When I was a kid on an Abbotsford farm, my day started and ended with “chores”. If I was lucky – and if I had been good - and if it wasn’t Labour Day (when dad said we had to labour) … I could get Saturday off to do whatever I wanted.

So – Friday night - there I was – lying in bed - staring at the ceiling at 2 a.m. … couldn’t sleep for anticipation of my friend and I getting on our bikes and “travelling”.

Those were the days between childhood and manhood, the time when the bikes were a “forerunner” of a drivers licence. Our bikes were loaded with accessories that had something to do with cars. They sounded like a car with our cardboard and clothes pin spoke flapper. Our horns sounded like cars, we had mud flaps and steering knobs and all the adult things we were not old enough for.

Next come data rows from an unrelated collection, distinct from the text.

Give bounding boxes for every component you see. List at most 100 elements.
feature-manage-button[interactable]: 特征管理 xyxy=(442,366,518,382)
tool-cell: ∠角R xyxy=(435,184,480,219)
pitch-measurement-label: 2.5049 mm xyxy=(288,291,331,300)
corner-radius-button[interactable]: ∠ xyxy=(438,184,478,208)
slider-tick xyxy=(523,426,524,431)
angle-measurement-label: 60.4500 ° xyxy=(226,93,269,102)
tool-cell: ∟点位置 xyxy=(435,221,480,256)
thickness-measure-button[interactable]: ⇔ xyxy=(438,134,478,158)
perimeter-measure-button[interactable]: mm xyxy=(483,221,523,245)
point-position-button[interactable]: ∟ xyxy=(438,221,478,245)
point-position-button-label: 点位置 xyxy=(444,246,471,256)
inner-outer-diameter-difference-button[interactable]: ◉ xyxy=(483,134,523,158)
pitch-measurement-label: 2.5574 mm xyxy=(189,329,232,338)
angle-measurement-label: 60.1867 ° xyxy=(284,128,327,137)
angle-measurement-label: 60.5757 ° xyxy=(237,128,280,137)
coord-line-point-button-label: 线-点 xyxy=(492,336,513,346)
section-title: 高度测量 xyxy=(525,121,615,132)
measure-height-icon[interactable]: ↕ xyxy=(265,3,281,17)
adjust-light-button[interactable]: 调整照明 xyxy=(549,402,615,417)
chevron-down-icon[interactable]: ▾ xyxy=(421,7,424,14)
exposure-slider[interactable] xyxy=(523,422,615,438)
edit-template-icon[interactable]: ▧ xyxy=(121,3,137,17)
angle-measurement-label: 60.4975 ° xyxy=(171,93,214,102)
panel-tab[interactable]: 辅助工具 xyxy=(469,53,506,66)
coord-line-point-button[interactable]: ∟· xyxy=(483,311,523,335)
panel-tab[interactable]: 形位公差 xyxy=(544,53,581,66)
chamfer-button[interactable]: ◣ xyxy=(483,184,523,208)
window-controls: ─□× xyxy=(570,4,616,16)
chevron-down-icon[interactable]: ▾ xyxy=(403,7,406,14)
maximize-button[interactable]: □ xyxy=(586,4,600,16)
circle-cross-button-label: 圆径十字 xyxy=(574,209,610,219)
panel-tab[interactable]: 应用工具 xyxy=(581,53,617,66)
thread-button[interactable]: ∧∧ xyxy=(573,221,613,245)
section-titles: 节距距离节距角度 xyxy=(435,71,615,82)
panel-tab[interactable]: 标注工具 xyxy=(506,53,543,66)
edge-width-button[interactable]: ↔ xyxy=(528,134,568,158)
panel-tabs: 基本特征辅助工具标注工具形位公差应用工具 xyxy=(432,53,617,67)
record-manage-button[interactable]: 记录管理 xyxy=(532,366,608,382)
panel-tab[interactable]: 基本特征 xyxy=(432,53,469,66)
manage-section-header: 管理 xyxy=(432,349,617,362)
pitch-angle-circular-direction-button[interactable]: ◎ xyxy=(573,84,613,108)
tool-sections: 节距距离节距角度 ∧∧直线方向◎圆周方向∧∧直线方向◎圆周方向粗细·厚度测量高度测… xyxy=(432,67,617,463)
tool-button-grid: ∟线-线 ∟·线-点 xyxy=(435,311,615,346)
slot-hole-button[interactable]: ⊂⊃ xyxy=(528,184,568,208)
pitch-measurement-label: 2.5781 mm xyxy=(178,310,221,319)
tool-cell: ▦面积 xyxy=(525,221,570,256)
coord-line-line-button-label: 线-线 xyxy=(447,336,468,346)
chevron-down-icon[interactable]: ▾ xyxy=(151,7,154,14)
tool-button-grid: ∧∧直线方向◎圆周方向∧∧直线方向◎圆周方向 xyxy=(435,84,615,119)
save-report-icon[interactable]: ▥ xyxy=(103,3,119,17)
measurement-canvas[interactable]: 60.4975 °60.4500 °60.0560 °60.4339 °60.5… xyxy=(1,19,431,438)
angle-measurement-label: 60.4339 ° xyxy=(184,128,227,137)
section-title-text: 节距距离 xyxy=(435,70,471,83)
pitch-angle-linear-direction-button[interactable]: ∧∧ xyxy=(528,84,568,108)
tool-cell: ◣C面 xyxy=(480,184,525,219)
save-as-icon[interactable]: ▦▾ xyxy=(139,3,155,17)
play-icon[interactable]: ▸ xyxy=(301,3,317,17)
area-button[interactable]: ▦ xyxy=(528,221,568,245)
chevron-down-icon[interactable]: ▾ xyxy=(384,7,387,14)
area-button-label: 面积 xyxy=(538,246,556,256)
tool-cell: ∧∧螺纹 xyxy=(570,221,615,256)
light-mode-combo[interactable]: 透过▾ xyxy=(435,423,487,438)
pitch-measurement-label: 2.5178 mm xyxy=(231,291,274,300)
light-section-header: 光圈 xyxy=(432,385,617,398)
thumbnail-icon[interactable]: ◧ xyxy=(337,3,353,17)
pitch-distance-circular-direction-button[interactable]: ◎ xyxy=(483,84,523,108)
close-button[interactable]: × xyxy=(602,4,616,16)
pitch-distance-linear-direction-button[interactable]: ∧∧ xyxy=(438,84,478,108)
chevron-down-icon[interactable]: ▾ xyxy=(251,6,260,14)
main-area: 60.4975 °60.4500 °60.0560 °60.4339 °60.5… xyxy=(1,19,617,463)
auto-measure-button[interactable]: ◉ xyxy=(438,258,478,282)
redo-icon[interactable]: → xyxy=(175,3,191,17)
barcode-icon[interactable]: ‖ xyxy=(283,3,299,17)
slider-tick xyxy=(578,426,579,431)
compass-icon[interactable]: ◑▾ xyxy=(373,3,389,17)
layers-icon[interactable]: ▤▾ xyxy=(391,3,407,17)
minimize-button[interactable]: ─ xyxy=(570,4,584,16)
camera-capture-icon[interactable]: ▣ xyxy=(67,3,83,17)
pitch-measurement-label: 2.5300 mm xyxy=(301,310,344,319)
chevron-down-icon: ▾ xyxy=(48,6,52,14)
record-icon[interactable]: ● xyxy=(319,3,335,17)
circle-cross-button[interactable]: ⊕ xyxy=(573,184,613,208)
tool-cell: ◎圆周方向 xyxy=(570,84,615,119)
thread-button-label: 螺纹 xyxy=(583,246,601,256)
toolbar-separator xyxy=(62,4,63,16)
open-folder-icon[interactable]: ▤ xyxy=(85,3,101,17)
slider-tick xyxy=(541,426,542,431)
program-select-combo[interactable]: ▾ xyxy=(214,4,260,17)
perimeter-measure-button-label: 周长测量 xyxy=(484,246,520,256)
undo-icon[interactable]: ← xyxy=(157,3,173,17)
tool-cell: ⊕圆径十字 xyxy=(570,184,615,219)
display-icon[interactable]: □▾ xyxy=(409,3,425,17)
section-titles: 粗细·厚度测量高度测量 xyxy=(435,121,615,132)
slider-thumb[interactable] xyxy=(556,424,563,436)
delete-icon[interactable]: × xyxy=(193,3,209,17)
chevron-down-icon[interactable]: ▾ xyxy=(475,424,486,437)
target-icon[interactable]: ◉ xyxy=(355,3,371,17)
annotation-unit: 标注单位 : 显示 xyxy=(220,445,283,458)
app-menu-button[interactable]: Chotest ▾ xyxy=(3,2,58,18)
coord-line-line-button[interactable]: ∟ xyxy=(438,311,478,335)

One of these years we would get our licence and travel “by car” … but for now … here I was at midnight, thinking about the “open road” … my Saturday, to go “anywhere that I wanted”, on my bike.

Times have changed, and here I am, an old man. I should be retired, life should be easy, my chores are done. What am I doing lying in bed at 2AM, can’t sleep in anticipation of Saturday.

Where am I going on “Saturday”? Why, of course – I have to work overtime – get in my car like everyone else and “pollute the planet” one “extra day” a week, to pay for my taxes, to pay for those new bike lanes, which the cockamamie politicians are putting in.

If I live to be 140, my taxes will never pay for those millions. I demand that the municipality puts up signs like they do on highways, telling us how much this strip of pavement costs or – maybe I don’t want to know – I’ll still be awake at thirteen o’clock!